One of the main stumbling blocks when applying for DBS checks is the identity checking stage. It should be easy to prove who you are, shouldn’t it? For most people it is indeed fairly simple. But the problem is often that the system is very rigid. There are lots of rules about what ID can be used to support an application, and what can’t be accepted. Problems with identification can hold up processing of your certificate, and in the worst-case scenario, could mean missing out on a job. It’s important to understand the rules and take steps to get more ID if you fall short.
The whole idea behind proving your identity is matching the person to the documents. The best way of doing this is by providing photographic evidence linked to a trusted government document. Passports and driving licences are the best possible things to use for this. Only the government issues these documents. When you apply for a driving licence or passport, extensive checks are done into your identity. For people who are living in the UK but have a passport issued by another country, they can use that as proof of identity as long as it has not expired. Driving licences can only be accepted if they are issued by a country within the EU. Other trusted documents in this category are things like biometric residence permits, which again show your photograph along with other personal data.
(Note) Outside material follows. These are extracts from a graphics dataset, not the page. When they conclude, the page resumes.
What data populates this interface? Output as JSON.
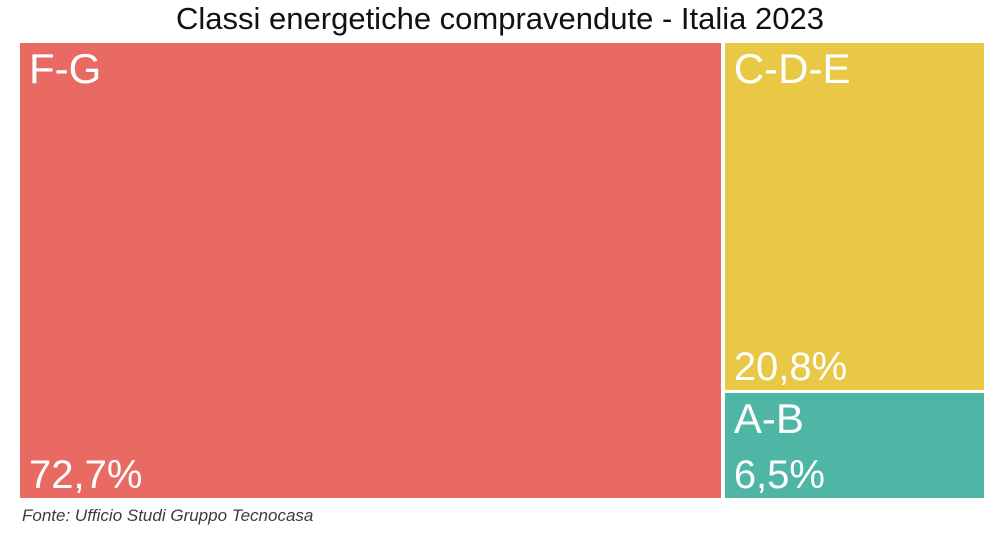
{
  "chart_data": {
    "type": "treemap",
    "title": "Classi energetiche compravendute - Italia 2023",
    "categories": [
      "F-G",
      "C-D-E",
      "A-B"
    ],
    "values": [
      72.7,
      20.8,
      6.5
    ],
    "value_labels": [
      "72,7%",
      "20,8%",
      "6,5%"
    ],
    "colors": [
      "#E96A62",
      "#E8C845",
      "#4FB6A6"
    ],
    "label_color": "#FFFFFF",
    "background": "#FFFFFF",
    "legend": "none",
    "layout_hint": "F-G occupies full-height left block; C-D-E top-right; A-B bottom-right; class name top-left of tile, percentage bottom-left",
    "source": "Fonte: Ufficio Studi Gruppo Tecnocasa"
  }
}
If you have both a passport and a driving licence, you won’t need to worry about other types of ID to prove your identity. But if you only have one, or neither, there are other options you may have to explore. There is another category of identity documents which the DBS call “trusted government documents”. These include things like an old paper driving licence without your photograph, a birth certificate, marriage certificate or a firearms licence. One of those, in conjunction with a passport or a driving licence should be enough to satisfy the DBS that you are who you say you are.
Whatever combination of identity documents you present to the DBS, there are a few rules which apply in all cases. All documents have to be valid; you can’t use a passport which has expired, or a driving licence which has been withdrawn because you’ve racked up too many points. You also need to present the originals of all of your documents. Photocopies or photographs cannot be accepted. If you live a long way from the person who is processing your DBS check, you might be able to get copies officially certified rather than sending the originals through the post, but this adds another step to the process.
Not Enough Documentation
One common problem is that people just don’t have the right ID. It’s quite common for a younger person not to have a driving licence or a passport, just a birth certificate. There are ways around this, but the best advice is to contact the DBS, tell them what you do have, and ask them how to proceed.